Где уж там взрослый! Нисколько он не взрослый — понять даже не может, откуда в снегах радость. Красота? Ой, наверно, очень красиво, но для живого нет места. И все-таки страха тоже не услышал в себе Дардаке, не торопился убежать, присматривался, озирался. Долго. Слушал, слушал — шорох услышал. Далекий и грозный. Кто ему подсказал? Он сразу понял, что с какой-то горы пополз снег, а со снегом, наверно, и камни покатились. Это что, жизнь? Так горы живут. Сами. Без животных, без птиц, без человека. Не жизнь, а смерть несет оползень для того, кто окажется там. Поразмыслив, Дардаке определил направление, откуда пришел звук оползня. Определил, что нисколько не опасен ему. И вот тут произошло чудо. По хребту одной из ближних гор неслышно пронеслась и в минуту исчезла стайка каких-то темных животных. Не зрением, не слухом и не обонянием — чем-то другим ощутил Дардаке, что животные эти — горные козлы киики. И вот что он еще понял: понеслась эта стайка козлов в ту сторону, откуда пришел звук оползня. Вот когда застучало его сердце от радости. Он открытие сделал, первое свое чабанское открытие. Киики знают: когда скатится со склона горы снег, откроется трава. Киики понеслись в ту сторону, на очистившееся от снега пастбище. Да, чтобы жить, чтобы насытиться и жить.

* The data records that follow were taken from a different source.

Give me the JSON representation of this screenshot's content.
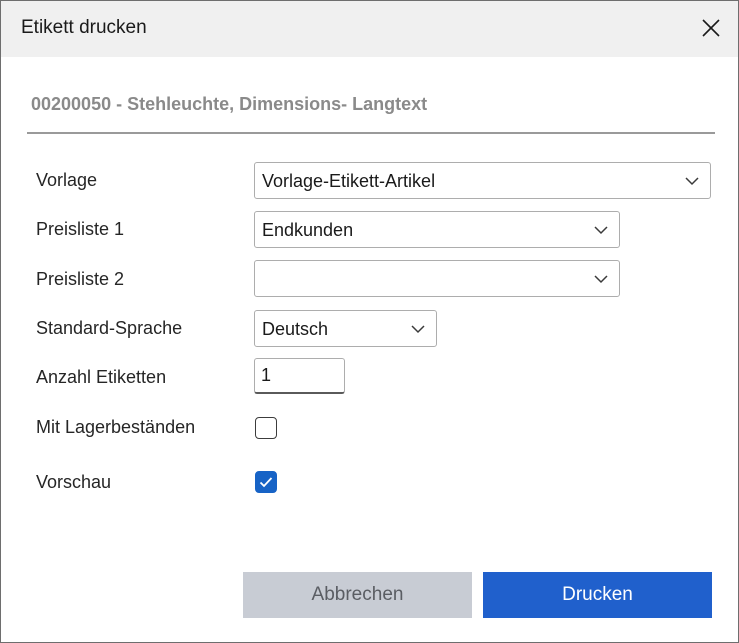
{
  "dialog": {
    "title": "Etikett drucken",
    "heading": "00200050 - Stehleuchte, Dimensions-  Langtext"
  },
  "form": {
    "vorlage": {
      "label": "Vorlage",
      "value": "Vorlage-Etikett-Artikel"
    },
    "preisliste1": {
      "label": "Preisliste 1",
      "value": "Endkunden"
    },
    "preisliste2": {
      "label": "Preisliste 2",
      "value": ""
    },
    "sprache": {
      "label": "Standard-Sprache",
      "value": "Deutsch"
    },
    "anzahl": {
      "label": "Anzahl Etiketten",
      "value": "1"
    },
    "lager": {
      "label": "Mit Lagerbeständen",
      "checked": false
    },
    "vorschau": {
      "label": "Vorschau",
      "checked": true
    }
  },
  "buttons": {
    "cancel": "Abbrechen",
    "print": "Drucken"
  },
  "icons": {
    "close": "close-icon",
    "dropdown": "chevron-down-icon",
    "check": "checkmark-icon"
  },
  "colors": {
    "accent": "#2060cc",
    "checkbox_checked": "#1763c6",
    "cancel_bg": "#c8ccd4"
  }
}
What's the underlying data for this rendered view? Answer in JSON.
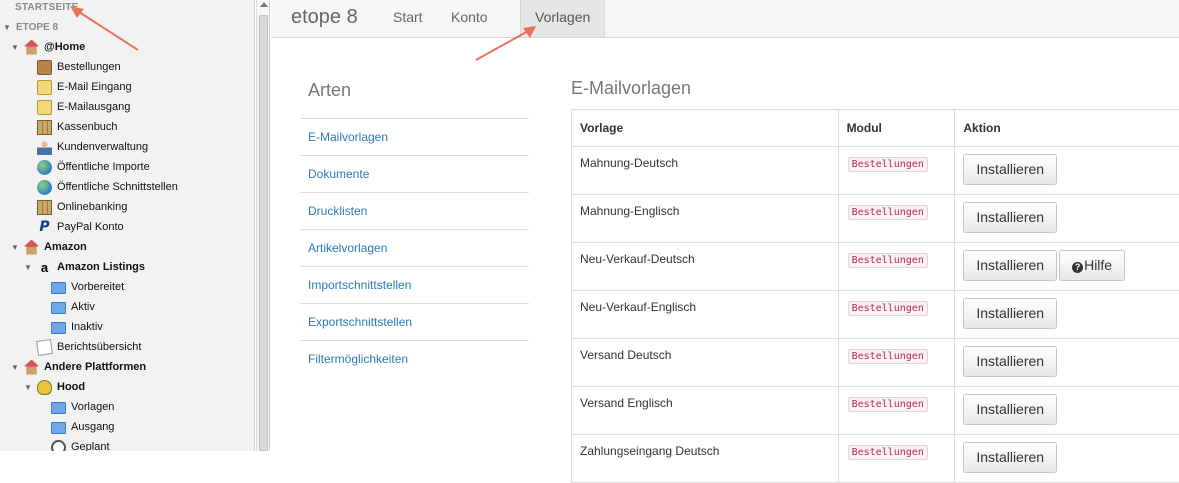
{
  "sidebar": {
    "start": "STARTSEITE",
    "section": "ETOPE 8",
    "tree": [
      {
        "label": "@Home",
        "icon": "house-icon",
        "level": 1,
        "group": true
      },
      {
        "label": "Bestellungen",
        "icon": "shopping-bag-icon",
        "level": 2
      },
      {
        "label": "E-Mail Eingang",
        "icon": "mail-inbox-icon",
        "level": 2
      },
      {
        "label": "E-Mailausgang",
        "icon": "mail-outbox-icon",
        "level": 2
      },
      {
        "label": "Kassenbuch",
        "icon": "cashbook-icon",
        "level": 2
      },
      {
        "label": "Kundenverwaltung",
        "icon": "customer-icon",
        "level": 2
      },
      {
        "label": "Öffentliche Importe",
        "icon": "globe-icon",
        "level": 2
      },
      {
        "label": "Öffentliche Schnittstellen",
        "icon": "globe-icon",
        "level": 2
      },
      {
        "label": "Onlinebanking",
        "icon": "bank-icon",
        "level": 2
      },
      {
        "label": "PayPal Konto",
        "icon": "paypal-icon",
        "level": 2
      },
      {
        "label": "Amazon",
        "icon": "house-icon",
        "level": 1,
        "group": true
      },
      {
        "label": "Amazon Listings",
        "icon": "amazon-icon",
        "level": 2,
        "group": true
      },
      {
        "label": "Vorbereitet",
        "icon": "folder-icon",
        "level": 3
      },
      {
        "label": "Aktiv",
        "icon": "folder-icon",
        "level": 3
      },
      {
        "label": "Inaktiv",
        "icon": "folder-icon",
        "level": 3
      },
      {
        "label": "Berichtsübersicht",
        "icon": "report-icon",
        "level": 2
      },
      {
        "label": "Andere Plattformen",
        "icon": "house-icon",
        "level": 1,
        "group": true
      },
      {
        "label": "Hood",
        "icon": "hood-icon",
        "level": 2,
        "group": true
      },
      {
        "label": "Vorlagen",
        "icon": "folder-icon",
        "level": 3
      },
      {
        "label": "Ausgang",
        "icon": "folder-icon",
        "level": 3
      },
      {
        "label": "Geplant",
        "icon": "clock-icon",
        "level": 3
      }
    ]
  },
  "topbar": {
    "brand": "etope 8",
    "nav": [
      "Start",
      "Konto",
      "Vorlagen"
    ],
    "active": "Vorlagen"
  },
  "arten": {
    "title": "Arten",
    "items": [
      "E-Mailvorlagen",
      "Dokumente",
      "Drucklisten",
      "Artikelvorlagen",
      "Importschnittstellen",
      "Exportschnittstellen",
      "Filtermöglichkeiten"
    ]
  },
  "panel": {
    "title": "E-Mailvorlagen",
    "headers": [
      "Vorlage",
      "Modul",
      "Aktion"
    ],
    "install_label": "Installieren",
    "help_label": "Hilfe",
    "rows": [
      {
        "name": "Mahnung-Deutsch",
        "modul": "Bestellungen",
        "help": false
      },
      {
        "name": "Mahnung-Englisch",
        "modul": "Bestellungen",
        "help": false
      },
      {
        "name": "Neu-Verkauf-Deutsch",
        "modul": "Bestellungen",
        "help": true
      },
      {
        "name": "Neu-Verkauf-Englisch",
        "modul": "Bestellungen",
        "help": false
      },
      {
        "name": "Versand Deutsch",
        "modul": "Bestellungen",
        "help": false
      },
      {
        "name": "Versand Englisch",
        "modul": "Bestellungen",
        "help": false
      },
      {
        "name": "Zahlungseingang Deutsch",
        "modul": "Bestellungen",
        "help": false
      }
    ]
  },
  "colors": {
    "link": "#2a7ab6",
    "badge": "#c7254e",
    "arrow": "#e8735a"
  }
}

Значит, нет мертвых гор. Живут киики, живут и стада архаров, живет под снегом трава. Видеть, понимать, искать и находить — вот радость чабана. И теперь красота и радость этой скрытой жизни так вдохновили Дардаке, что он закричал голосом, еще неизвестным ему. Правда, правда, не знал Дардаке в себе такого высокого, торжествующего крика.
Он прислушался и уловил ответ отца.
Прошло время, и Дардаке научился высоким, тонким голосом сообщать на большие расстояния важные сведения о том, что окружает его. Вот и сегодня, найдя ковыльное пастбище, он прокричал отцу свой кабар и пошел навстречу стаду.